There was a pause. Then Paul said: “What about the other people I used to know? Is there anyone else still around that I might know.”
“Not that I know of. It’s possible—we haven’t been able to keep accurate account of all the jumpers. The war...and afterwards...we could probably find some refugees from the twentieth century for you to compare notes with. People wake up all the time, some of them second time around.”
“I want to talk to Rebecca as well—other members of the so-called Movement,” Paul spoke defensively, but with some confidence. It seemed to him that he was in a position to make demands if he wanted to.
“Again, I’ll refer the request back,” Marcangelo said, stalling.
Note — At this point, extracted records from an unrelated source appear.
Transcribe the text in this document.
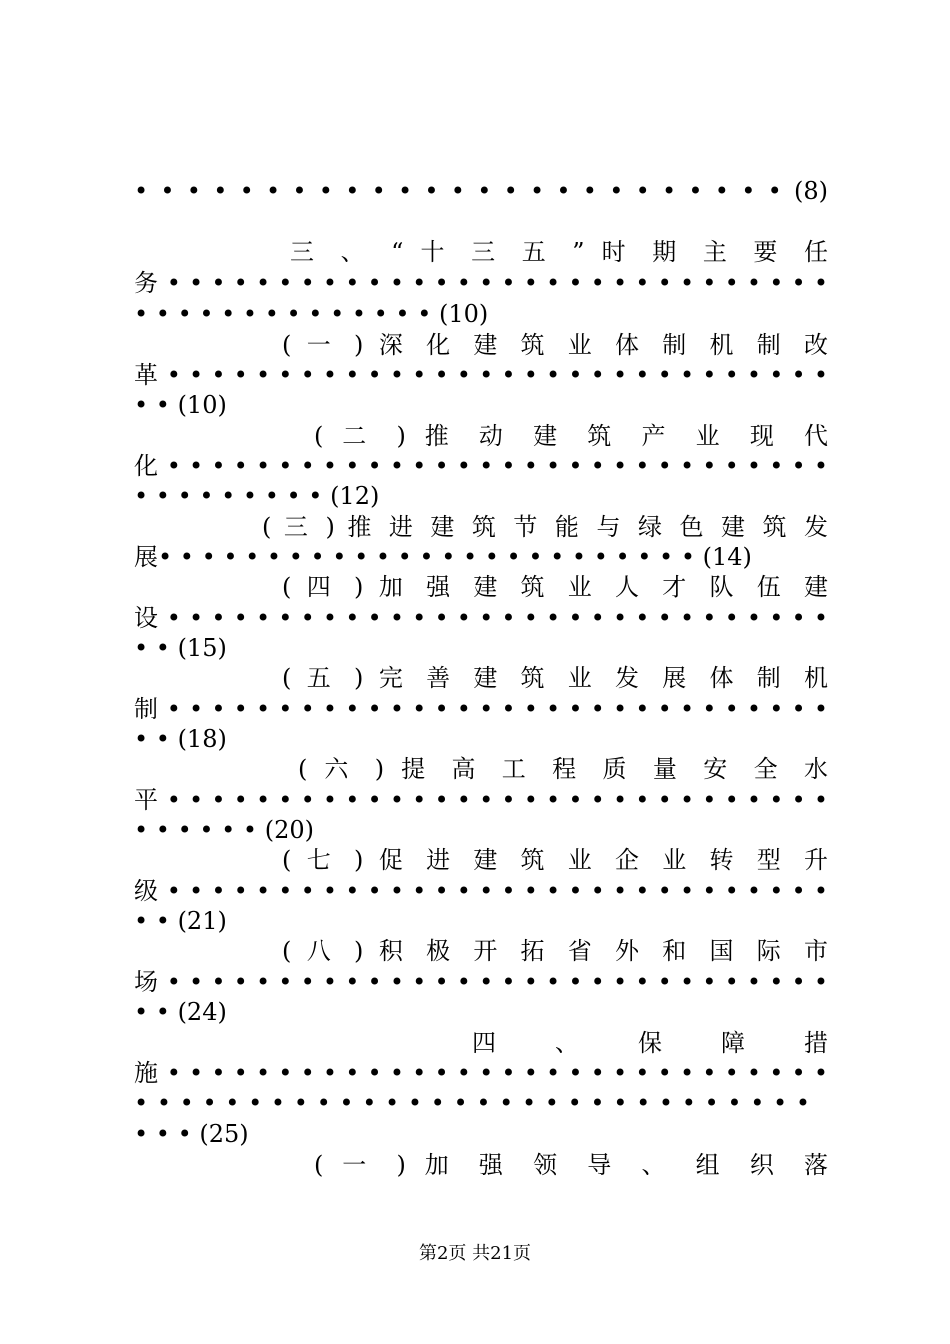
• • • • • • • • • • • • • • • • • • • • • • • • • (8)
三 、 “ 十 三 五 ” 时 期 主 要 任
务 • • • • • • • • • • • • • • • • • • • • • • • • • • • • • •
• • • • • • • • • • • • • • (10)
( 一 ) 深 化 建 筑 业 体 制 机 制 改
革 • • • • • • • • • • • • • • • • • • • • • • • • • • • • • •
• • (10)
( 二 ) 推 动 建 筑 产 业 现 代
化 • • • • • • • • • • • • • • • • • • • • • • • • • • • • • •
• • • • • • • • • (12)
( 三 ) 推 进 建 筑 节 能 与 绿 色 建 筑 发
展• • • • • • • • • • • • • • • • • • • • • • • • • (14)
( 四 ) 加 强 建 筑 业 人 才 队 伍 建
设 • • • • • • • • • • • • • • • • • • • • • • • • • • • • • •
• • (15)
( 五 ) 完 善 建 筑 业 发 展 体 制 机
制 • • • • • • • • • • • • • • • • • • • • • • • • • • • • • •
• • (18)
( 六 ) 提 高 工 程 质 量 安 全 水
平 • • • • • • • • • • • • • • • • • • • • • • • • • • • • • •
• • • • • • (20)
( 七 ) 促 进 建 筑 业 企 业 转 型 升
级 • • • • • • • • • • • • • • • • • • • • • • • • • • • • • •
• • (21)
( 八 ) 积 极 开 拓 省 外 和 国 际 市
场 • • • • • • • • • • • • • • • • • • • • • • • • • • • • • •
• • (24)
四 、 保 障 措
施 • • • • • • • • • • • • • • • • • • • • • • • • • • • • • •
• • • • • • • • • • • • • • • • • • • • • • • • • • • • • •
• • • (25)
( 一 ) 加 强 领 导 、 组 织 落
第2页 共21页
Paul hesitated for a moment, and then said: “You say that you don’t know who it was that got me out of the
stadium?”
“Not for certain, although we know a little more than we did last night. Some time after you were abandoned at the house, a car went through one of our barricades and set off for the north. It was going too fast, and came off the road on an iced-up bend. Before the police got to it, it blew up. Witnesses at the barricade saw someone in the driving seat, and we’re certain he didn’t get out, but we haven’t found anything in the wreckage that looks like a body—at least, not a human body. We found some plastic and some bits of electronic circuitry that didn’t belong.”
“What does that signify?”
“Maybe that the body evaporated, bones and all. Maybe that the driver was a robot.”
“You have humanoid robots?”
“We don’t, but somebody might. Somebody, it seems, has a fleet of spaceships coming in from the direction of Sagittarius. We don’t have any spaceships, either, nor anything with which to defend ourselves against an attack from space, if attack is what the invaders have in mind.”
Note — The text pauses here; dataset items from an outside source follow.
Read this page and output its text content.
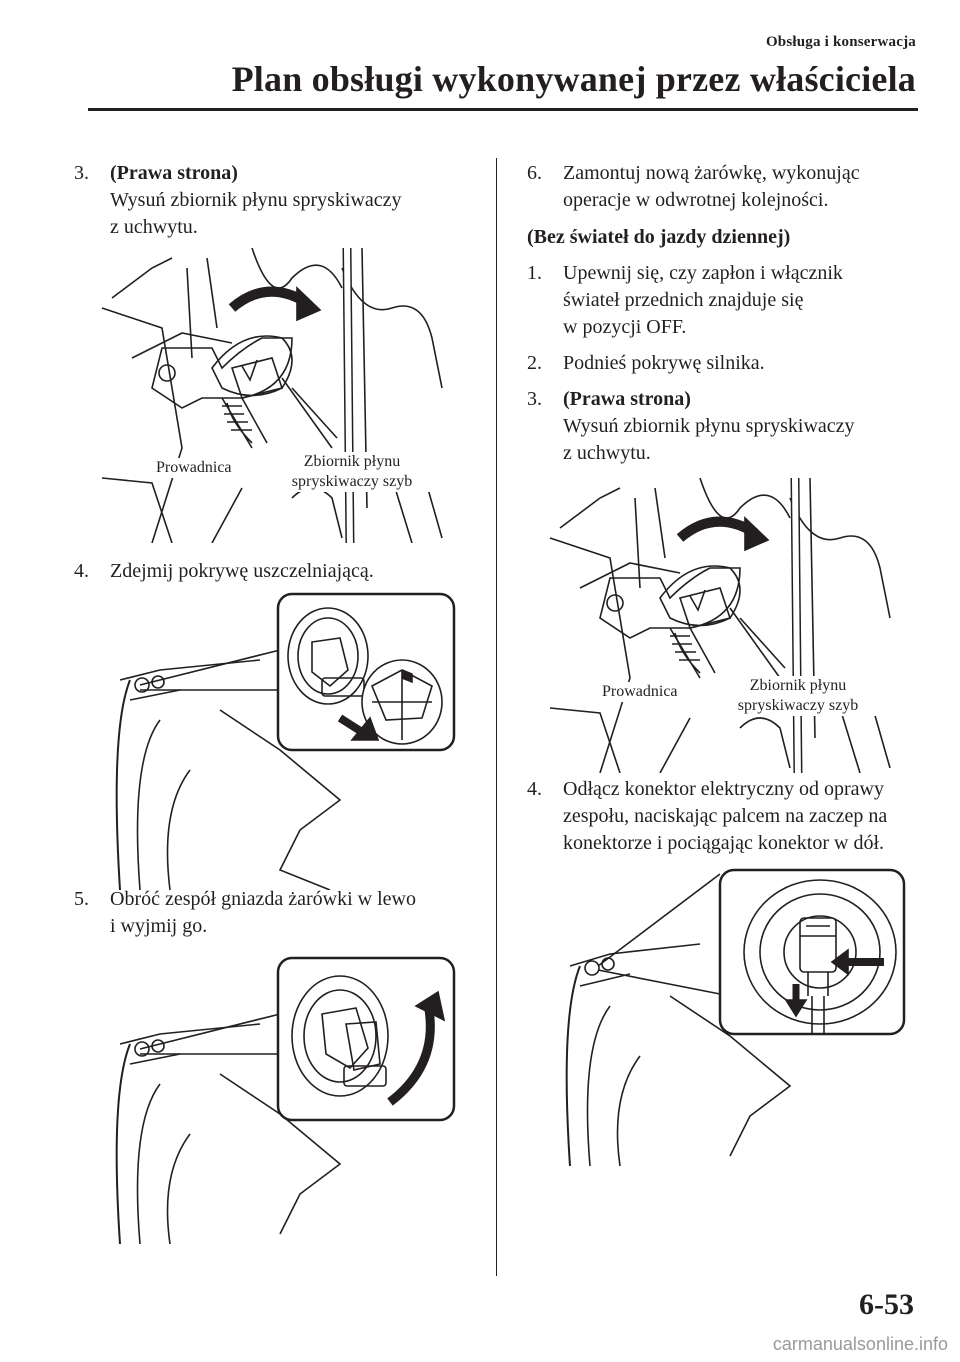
Obsługa i konserwacja
Plan obsługi wykonywanej przez właściciela
3. (Prawa strona)
Wysuń zbiornik płynu spryskiwaczy
z uchwytu.
Prowadnica	Zbiornik płynu
spryskiwaczy szyb
4. Zdejmij pokrywę uszczelniającą.
5. Obróć zespół gniazda żarówki w lewo
i wyjmij go.
6. Zamontuj nową żarówkę, wykonując
operacje w odwrotnej kolejności.
(Bez świateł do jazdy dziennej)
1. Upewnij się, czy zapłon i włącznik
świateł przednich znajduje się
w pozycji OFF.
2. Podnieś pokrywę silnika.
3. (Prawa strona)
Wysuń zbiornik płynu spryskiwaczy
z uchwytu.
Prowadnica	Zbiornik płynu
spryskiwaczy szyb
4. Odłącz konektor elektryczny od oprawy
zespołu, naciskając palcem na zaczep na
konektorze i pociągając konektor w dół.
6-53
carmanualsonline.info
Marcangelo was still watching him, eager for some kind of significant response. Paul could only stare.
“Was it a robot?” asked Marcangelo.
“It had a plastic mask, and a strange voice. It was very strong. It could have been.”
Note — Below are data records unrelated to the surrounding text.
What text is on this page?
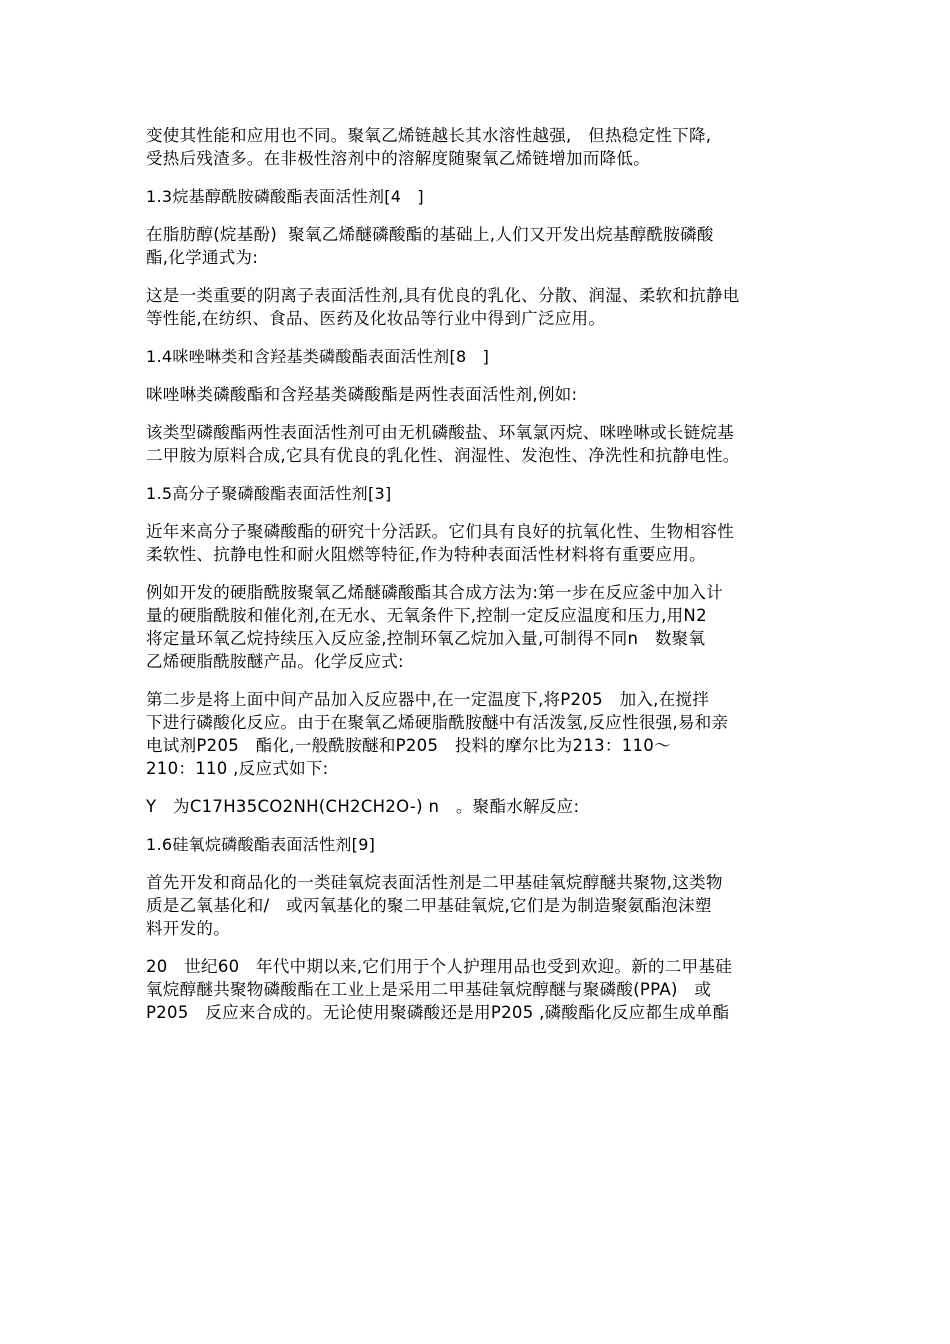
变使其性能和应用也不同。聚氧乙烯链越长其水溶性越强,   但热稳定性下降,
受热后残渣多。在非极性溶剂中的溶解度随聚氧乙烯链增加而降低。
1.3烷基醇酰胺磷酸酯表面活性剂[4   ]
在脂肪醇(烷基酚)  聚氧乙烯醚磷酸酯的基础上,人们又开发出烷基醇酰胺磷酸
酯,化学通式为:
这是一类重要的阴离子表面活性剂,具有优良的乳化、分散、润湿、柔软和抗静电
等性能,在纺织、食品、医药及化妆品等行业中得到广泛应用。
1.4咪唑啉类和含羟基类磷酸酯表面活性剂[8   ]
咪唑啉类磷酸酯和含羟基类磷酸酯是两性表面活性剂,例如:
该类型磷酸酯两性表面活性剂可由无机磷酸盐、环氧氯丙烷、咪唑啉或长链烷基
二甲胺为原料合成,它具有优良的乳化性、润湿性、发泡性、净洗性和抗静电性。
1.5高分子聚磷酸酯表面活性剂[3]
近年来高分子聚磷酸酯的研究十分活跃。它们具有良好的抗氧化性、生物相容性
柔软性、抗静电性和耐火阻燃等特征,作为特种表面活性材料将有重要应用。
例如开发的硬脂酰胺聚氧乙烯醚磷酸酯其合成方法为:第一步在反应釜中加入计
量的硬脂酰胺和催化剂,在无水、无氧条件下,控制一定反应温度和压力,用N2
将定量环氧乙烷持续压入反应釜,控制环氧乙烷加入量,可制得不同n   数聚氧
乙烯硬脂酰胺醚产品。化学反应式:
第二步是将上面中间产品加入反应器中,在一定温度下,将P205   加入,在搅拌
下进行磷酸化反应。由于在聚氧乙烯硬脂酰胺醚中有活泼氢,反应性很强,易和亲
电试剂P205   酯化,一般酰胺醚和P205   投料的摩尔比为213：110～
210：110 ,反应式如下:
Y   为C17H35CO2NH(CH2CH2O-) n   。聚酯水解反应:
1.6硅氧烷磷酸酯表面活性剂[9]
首先开发和商品化的一类硅氧烷表面活性剂是二甲基硅氧烷醇醚共聚物,这类物
质是乙氧基化和/   或丙氧基化的聚二甲基硅氧烷,它们是为制造聚氨酯泡沫塑
料开发的。
20   世纪60   年代中期以来,它们用于个人护理用品也受到欢迎。新的二甲基硅
氧烷醇醚共聚物磷酸酯在工业上是采用二甲基硅氧烷醇醚与聚磷酸(PPA)   或
P205   反应来合成的。无论使用聚磷酸还是用P205 ,磷酸酯化反应都生成单酯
Marcangelo nodded. “Sheehan said that it was unnaturally strong, and quick in its movements. He was one of the policemen at the stadium. He got hurt.”
“Badly?”
Marcangelo shook his head. “Nasty bruise around one eye. Concussion, but no fracture. Your friend tried to chloroform him first—he obviously doesn’t believe in needless slaughter. But then, robots are traditionally supposed to be full of goodwill towards men, aren’t they?”
“I seem to have arrived at an inopportune moment,” said Paul, matching the other’s tone of calculating triviality. “If Earth is about to be invaded. Maybe I’m not going to get a chance to save America after all.”